Some Numeric and String Comparison Operators
Comparison, or relational, operators tell us how two scalar values (numbers or strings) relate to
each other. There are two sets of operators: one does numeric comparison
and the other does string comparison. (In either case, the arguments
will be “coerced” to have the appropriate type first.) Assuming left and
right arguments of $a and $b, Table 1-5 shows
us what we have.
Table 1-5. Comparison operators
| Comparison | Numeric | String | Return Value |
|---|---|---|---|
| Equal | == | eq | True if $a is equal to $b |
| Not equal | != | ne | True if $a is not equal to $b |
| Less than | < | lt | True if $a is less than $b |
| Greater than | > | gt | True if $a is greater than $b |
| Less than or equal | <= | le | True if $a not greater than $b |
| Greater than or equal | >= | ge | True if $a not less than $b |
| Comparison | <=> | cmp | 0 if equal, 1 if $a
greater, −1 if $b
greater |
The last pair of operators (<=> and cmp) are entirely redundant with the earlier
operators. However, they’re incredibly useful in sort subroutines (see Chapter 27).[27]

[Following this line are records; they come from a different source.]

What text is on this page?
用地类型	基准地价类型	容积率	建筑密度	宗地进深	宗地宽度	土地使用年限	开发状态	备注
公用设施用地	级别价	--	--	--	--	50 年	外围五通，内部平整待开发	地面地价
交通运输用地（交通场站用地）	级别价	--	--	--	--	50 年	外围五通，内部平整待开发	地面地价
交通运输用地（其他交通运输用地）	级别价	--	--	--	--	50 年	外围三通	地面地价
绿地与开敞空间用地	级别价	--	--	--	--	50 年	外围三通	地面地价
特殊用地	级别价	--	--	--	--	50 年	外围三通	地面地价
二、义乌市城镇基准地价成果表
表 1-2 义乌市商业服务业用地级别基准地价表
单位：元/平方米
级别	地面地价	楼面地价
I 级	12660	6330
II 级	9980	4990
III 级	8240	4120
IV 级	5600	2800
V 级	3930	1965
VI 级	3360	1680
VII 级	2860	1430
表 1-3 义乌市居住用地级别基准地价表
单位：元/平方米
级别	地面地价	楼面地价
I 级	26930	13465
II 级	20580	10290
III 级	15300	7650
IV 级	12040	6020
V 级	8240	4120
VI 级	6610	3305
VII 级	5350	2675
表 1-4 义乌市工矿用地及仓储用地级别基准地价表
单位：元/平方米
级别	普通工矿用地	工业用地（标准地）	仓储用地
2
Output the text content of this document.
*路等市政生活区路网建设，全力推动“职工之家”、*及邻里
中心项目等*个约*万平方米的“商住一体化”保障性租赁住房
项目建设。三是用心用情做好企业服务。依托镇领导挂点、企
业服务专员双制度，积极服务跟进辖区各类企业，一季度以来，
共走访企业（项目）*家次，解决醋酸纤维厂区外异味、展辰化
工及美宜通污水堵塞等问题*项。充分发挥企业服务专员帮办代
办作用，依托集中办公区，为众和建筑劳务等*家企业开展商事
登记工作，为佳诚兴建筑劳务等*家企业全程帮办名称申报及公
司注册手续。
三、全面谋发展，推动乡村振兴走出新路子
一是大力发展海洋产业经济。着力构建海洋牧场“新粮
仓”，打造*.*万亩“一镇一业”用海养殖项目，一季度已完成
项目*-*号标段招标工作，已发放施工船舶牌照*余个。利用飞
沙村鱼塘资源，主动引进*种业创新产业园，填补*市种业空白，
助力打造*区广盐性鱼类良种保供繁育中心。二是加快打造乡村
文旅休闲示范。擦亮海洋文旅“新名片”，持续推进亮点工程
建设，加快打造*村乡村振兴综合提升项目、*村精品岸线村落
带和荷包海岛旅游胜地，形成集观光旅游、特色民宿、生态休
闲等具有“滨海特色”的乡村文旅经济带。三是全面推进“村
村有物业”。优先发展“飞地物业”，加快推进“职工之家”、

[27] Some folks feel that such redundancy is evil because it keeps a language from being minimalistic, or orthogonal. But Perl isn’t an orthogonal language; it’s a diagonal language. By this we mean that Perl doesn’t force you to always go at right angles. Sometimes you just want to follow the hypotenuse of the triangle to get where you’re going. TMTOWTDI is about shortcuts. Shortcuts are about programmer efficiency.